February 21, 2019

I read The Sun is Also a Star

 This week's novel is The Sun is Also a Star, contemporary YA by Nicola Yoon.  This one was a Goodreads Choice nominee for YA fiction in 2016, and it's been sitting on my to-read list for a while.

Natasha is into science and facts, and she's going to be deported back to Jamaica this evening.  Daniel believes in fate and poetry, but his Korean parents want him to go to Yale and be a doctor or else.  Daniel believes fate introduced him to Natasha, and Natasha does not have time to fall in love because she has twelve hours to figure out how to stay in the country.

The thing that grabbed me most about this book was how Natasha loves science.  She loves talking about stars and parallel universes and black holes.  She's into the flashy, fun stuff that high school science nerds love.  She's into the stuff that entices you in: the beautiful false-color pictures of nebulae and looking smart while you explain everything you know about quarks.  I relate so hard to where she is in her relationship with science--the shiny honeymoon phase.  She hasn't figured out that there's a disconnect between what makes kids into science and the daily work of scientists.  Natasha talks about how she wants to be a data scientist because it's practical, but I bet she has not yet run a single Monte Carlo simulation.  She probably thinks Schrodinger's equation looks "elegant" and hasn't had to actually crank out those integrals yet.  Not that Monte Carlos aren't great, they're just disconnected from the stuff NASA PR shows to get people excited about space.  This part of Natasha felt real, and it made me nostalgic.

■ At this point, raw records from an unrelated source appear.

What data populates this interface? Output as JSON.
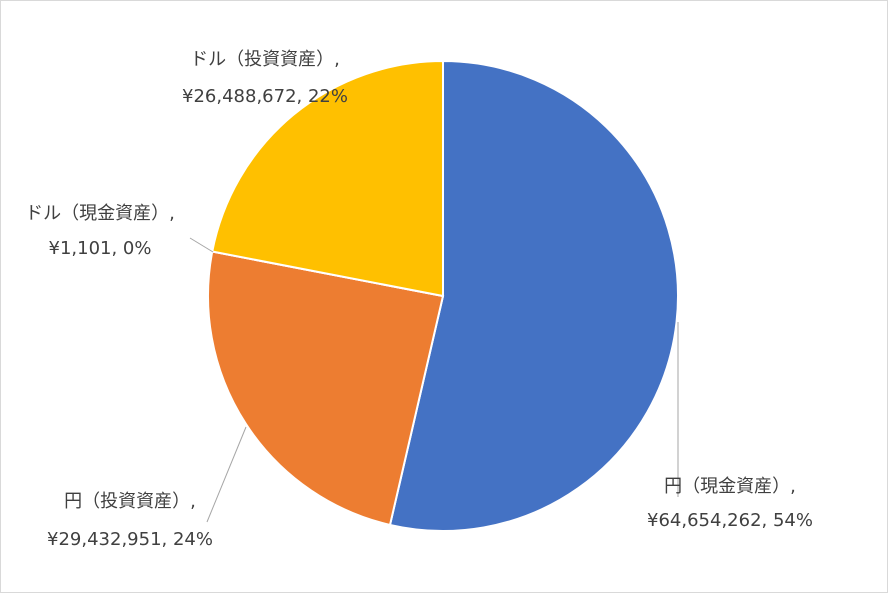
{
  "chart_data": {
    "type": "pie",
    "categories": [
      "円（現金資産）,",
      "円（投資資産）,",
      "ドル（現金資産）,",
      "ドル（投資資産）,"
    ],
    "values": [
      64654262,
      29432951,
      1101,
      26488672
    ],
    "value_labels": [
      "¥64,654,262, 54%",
      "¥29,432,951, 24%",
      "¥1,101, 0%",
      "¥26,488,672, 22%"
    ],
    "colors": [
      "#4472c4",
      "#ed7d31",
      "#a5a5a5",
      "#ffc000"
    ]
  }
}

The way the book is structured is also pretty neat.  The chapters are all very short, usually less that three pages.  Mostly they alternate between Natasha's POV and Daniel's POV.  But then it will mix it up with a 3rd person essay about the history of how black hair-care stores came to be owned mostly by Koreans or the etymology of the word "irie."  These widen the story up to give some context, to make the story broader, but, partitioned off in their own short chapters, they never feel like info dumps.  Also, every so often, there will be a chapter from a side character's POV.  At one point, early in the story, Natasha is nearly hit by a car.  The next chapter is from the driver's POV and explains why he was driving recklessly.  It's not given as an excuse, but as an explanation.  Every seemingly insignificant character who affects Natasha or Daniel's lives have lives of their own that they don't guess or even think about. 

These do a lot of work to point out that no one is putting themselves in each other's shoes.  No one is thinking about what Natasha's going through.  No one's thinking that maybe the security guard is having a bad day.  When these chapters pop up, it's always a little jarring.  Wait, that guy has a backstory? 

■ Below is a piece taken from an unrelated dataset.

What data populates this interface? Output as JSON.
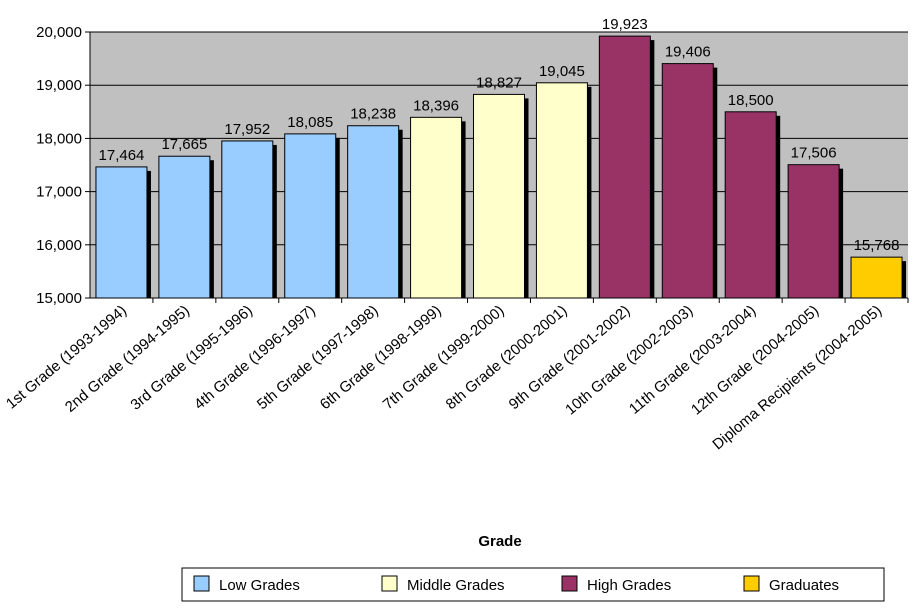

But it also it works with the theme of destiny and a million tiny variables working to bring Natasha and Daniel together.  Daniel goes on about fate a lot, much to Natasha's annoyance, and Natasha talks about how the variables are all chance.  These side chapters don't really answer which one of them is right, but they could be used as evidence for both of them.  They met because she was nearly hit by a car, because the driver was drinking, because his teenage daughter died.